When and why do you think our time preferences have shortened?

[–] [email protected] 3 points 1 day ago (2 children)

That is a big question. Rectally sourced information here, but I would probably guess it started in the wake of the Dust Bowl.

[–] [email protected] 4 points 1 day ago (1 children)

Close. WWII America had to invest heavily in farms to feed soldiers who need 4,000 kcal diets to support marching around with heavy packs all day long in potentially cold weather. That investment drove up automation in the farm industry, particularly with corn and soybeans.

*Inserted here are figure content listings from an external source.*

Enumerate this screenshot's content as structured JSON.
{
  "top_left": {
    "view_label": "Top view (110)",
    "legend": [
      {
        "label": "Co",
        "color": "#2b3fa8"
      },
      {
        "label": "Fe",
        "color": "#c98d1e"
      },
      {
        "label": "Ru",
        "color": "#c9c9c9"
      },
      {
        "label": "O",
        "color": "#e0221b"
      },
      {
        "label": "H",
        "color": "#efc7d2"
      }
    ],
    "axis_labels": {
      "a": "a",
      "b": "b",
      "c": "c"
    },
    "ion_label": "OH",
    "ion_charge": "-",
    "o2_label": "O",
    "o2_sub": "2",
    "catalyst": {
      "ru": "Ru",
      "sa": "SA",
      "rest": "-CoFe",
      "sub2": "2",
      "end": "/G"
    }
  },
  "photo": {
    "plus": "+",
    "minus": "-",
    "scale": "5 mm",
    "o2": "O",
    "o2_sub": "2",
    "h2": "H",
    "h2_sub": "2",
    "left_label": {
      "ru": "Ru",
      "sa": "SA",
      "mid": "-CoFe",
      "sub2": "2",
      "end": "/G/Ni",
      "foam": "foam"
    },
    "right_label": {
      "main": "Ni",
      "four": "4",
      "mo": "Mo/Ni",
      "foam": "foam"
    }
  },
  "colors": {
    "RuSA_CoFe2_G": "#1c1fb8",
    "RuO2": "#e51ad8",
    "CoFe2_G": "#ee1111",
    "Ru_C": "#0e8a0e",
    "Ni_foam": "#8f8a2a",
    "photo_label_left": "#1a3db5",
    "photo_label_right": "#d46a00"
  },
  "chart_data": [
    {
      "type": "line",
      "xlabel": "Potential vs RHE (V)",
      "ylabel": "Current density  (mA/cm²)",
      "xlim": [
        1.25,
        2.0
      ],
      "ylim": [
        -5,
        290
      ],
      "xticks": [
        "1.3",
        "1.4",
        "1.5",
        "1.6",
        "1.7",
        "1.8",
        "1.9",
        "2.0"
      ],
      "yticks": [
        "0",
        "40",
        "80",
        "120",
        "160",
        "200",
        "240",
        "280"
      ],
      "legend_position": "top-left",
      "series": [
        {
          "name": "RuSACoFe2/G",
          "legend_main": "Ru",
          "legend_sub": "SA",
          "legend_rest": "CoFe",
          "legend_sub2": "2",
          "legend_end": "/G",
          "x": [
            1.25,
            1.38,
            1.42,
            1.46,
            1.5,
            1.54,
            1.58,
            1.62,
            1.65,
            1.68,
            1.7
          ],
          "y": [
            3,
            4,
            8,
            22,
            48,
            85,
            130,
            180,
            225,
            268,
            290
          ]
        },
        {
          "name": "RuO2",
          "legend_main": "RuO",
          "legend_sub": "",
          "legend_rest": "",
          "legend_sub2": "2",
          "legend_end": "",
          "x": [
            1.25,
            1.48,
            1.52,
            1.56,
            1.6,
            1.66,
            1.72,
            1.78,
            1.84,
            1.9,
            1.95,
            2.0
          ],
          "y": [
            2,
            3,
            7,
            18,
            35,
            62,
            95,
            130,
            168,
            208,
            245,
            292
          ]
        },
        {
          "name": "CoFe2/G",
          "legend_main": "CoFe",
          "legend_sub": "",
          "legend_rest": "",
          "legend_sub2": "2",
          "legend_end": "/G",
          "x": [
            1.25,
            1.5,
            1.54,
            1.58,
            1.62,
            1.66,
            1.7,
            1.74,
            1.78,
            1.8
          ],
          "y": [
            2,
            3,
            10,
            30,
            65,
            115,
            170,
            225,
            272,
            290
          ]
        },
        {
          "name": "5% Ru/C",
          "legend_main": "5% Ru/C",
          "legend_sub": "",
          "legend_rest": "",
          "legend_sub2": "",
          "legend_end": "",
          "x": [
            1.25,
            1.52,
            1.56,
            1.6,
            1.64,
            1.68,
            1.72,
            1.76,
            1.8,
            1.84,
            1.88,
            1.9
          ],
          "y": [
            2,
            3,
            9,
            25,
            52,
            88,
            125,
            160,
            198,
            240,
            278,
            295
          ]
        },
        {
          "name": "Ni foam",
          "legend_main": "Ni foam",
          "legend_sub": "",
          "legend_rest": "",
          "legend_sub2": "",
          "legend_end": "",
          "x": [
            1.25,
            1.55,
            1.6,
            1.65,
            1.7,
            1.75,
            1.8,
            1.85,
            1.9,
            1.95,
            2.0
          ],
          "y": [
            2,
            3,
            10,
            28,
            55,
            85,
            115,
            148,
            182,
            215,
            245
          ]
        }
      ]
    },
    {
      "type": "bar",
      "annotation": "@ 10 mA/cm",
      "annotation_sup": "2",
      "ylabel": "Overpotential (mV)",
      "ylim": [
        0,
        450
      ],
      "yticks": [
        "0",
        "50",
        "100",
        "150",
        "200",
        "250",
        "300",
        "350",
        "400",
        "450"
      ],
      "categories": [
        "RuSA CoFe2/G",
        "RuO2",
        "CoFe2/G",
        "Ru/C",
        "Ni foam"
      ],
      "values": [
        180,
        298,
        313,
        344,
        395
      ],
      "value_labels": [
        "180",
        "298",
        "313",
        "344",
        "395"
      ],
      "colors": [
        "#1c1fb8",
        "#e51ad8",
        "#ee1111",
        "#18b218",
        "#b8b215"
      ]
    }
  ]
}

War ends, but the infrastructure is all still there. If farms weren't heavily subsidized, they would collapse. There was real risk of fields going fallow on a mass level, resulting in too little food to feed the population. And then you have to keep subsidizing it, forever. Nobody has figured out a way out of that logic while maintaining a mostly capitalist production system.

[–] [email protected] 2 points 20 hours ago

Interesting take. Would you attribute the overall look to short term gains to the same point in time and reasoning? It is obviously a nuanced problem and I am sure Nixon and Reagan's fingerprints can be found on the problem somewhere, but they were obviously not the root.